A big, black hollow.

They don't really know what financial planners do. They don't know what it's going to be like working with you.

And it's not just about whether they think you'll help them get results or not.  

Most people simply don't know how it all works.

And that makes it hard to say yes.


So let people into the experience.

Explain the process, the way you work, what results they can expect.

Explain it through their eyes.

If you don't, they'll guess. They'll tell themselves a story — right or wrong — about how it all works.

If you do, they'll know. The fear is eased. The assumed risk is lessened.

They'll have the information they need to help them make a decision.

And that has a big impact on your clients' willingness to take the next step.

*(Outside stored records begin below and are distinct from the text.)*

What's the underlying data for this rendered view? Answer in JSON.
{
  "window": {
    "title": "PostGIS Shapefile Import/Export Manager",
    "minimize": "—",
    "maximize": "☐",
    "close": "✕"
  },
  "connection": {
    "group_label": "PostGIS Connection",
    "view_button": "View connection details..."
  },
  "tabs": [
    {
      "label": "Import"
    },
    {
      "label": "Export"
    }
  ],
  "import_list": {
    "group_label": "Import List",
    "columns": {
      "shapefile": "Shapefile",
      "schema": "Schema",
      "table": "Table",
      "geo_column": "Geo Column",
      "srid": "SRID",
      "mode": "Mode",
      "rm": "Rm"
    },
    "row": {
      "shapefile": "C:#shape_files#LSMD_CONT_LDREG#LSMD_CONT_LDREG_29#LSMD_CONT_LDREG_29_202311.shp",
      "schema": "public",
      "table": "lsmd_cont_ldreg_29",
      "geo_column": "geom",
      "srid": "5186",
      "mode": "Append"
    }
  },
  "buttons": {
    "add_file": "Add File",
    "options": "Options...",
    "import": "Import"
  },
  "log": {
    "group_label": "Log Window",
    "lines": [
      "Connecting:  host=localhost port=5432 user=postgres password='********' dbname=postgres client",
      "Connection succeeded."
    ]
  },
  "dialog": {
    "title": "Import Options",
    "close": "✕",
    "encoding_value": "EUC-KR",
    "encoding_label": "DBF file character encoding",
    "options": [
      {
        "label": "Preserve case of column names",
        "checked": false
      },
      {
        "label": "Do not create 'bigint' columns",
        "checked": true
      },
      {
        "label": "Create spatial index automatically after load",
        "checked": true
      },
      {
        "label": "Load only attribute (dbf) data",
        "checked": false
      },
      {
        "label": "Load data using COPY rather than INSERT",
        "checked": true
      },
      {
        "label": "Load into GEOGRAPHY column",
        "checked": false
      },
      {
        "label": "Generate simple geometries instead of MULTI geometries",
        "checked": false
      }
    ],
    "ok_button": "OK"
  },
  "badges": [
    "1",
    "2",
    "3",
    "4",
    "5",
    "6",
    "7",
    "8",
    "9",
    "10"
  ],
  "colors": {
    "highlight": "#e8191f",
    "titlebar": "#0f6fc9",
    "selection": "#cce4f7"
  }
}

Explaining your process is more than the bog standard 5 steps:

  1. Discovery

  2. Engagement

  3. Strategy

  4. Implementation

  5. Review

It's not enough.

Go deeper. Be more specific.


Explain that you'll be having deep conversations about money, behaviours and values.

Explain that you'll be asking hard questions. That people cry. That it's okay if they don't know all the answers.

Reassure them it's all part of the process.

Explain that there's going to be some really personal questions when you're completing an insurance application. That they'll probably feel uncomfortable. That you will too. And that it's normal.

Give them examples of the types of questions they'll need to answer — especially the squirmiest. Explain what might happen if they have to get a medical. Let them get their heads and bodies prepared.  

Explain that it's common for conversations to get messy. That you expect them to be. That it's normal for a husband and wife not to agree on everything. To want different things. That elbow nudges and side eyes and attempts to avoid questions and change the subject all happen.

And that part of what you do is help them come to an agreement about how to move forward.

The messiness is expected.

And it's all part of the process. 


Most people have never been to a financial adviser before. Nor do they know someone who has.

You're the person they're relying on to explain how it all works.

Because they need the details. They want to understand. They need to know about the experience, to help them make a decision.

Don't let a lack of information be the thing that stops someone from saying yes. 


Let people into your process.

Shine a light into the dark hollow. Expose the uncertainty and murkiness. Show them where the bitey things are.

They might still be a little scared, but they'll be prepared.

After all, they want immunity. The promise of certainty.

So help them. Give them the information they need. 

And you might find it helps you from getting voted off the island.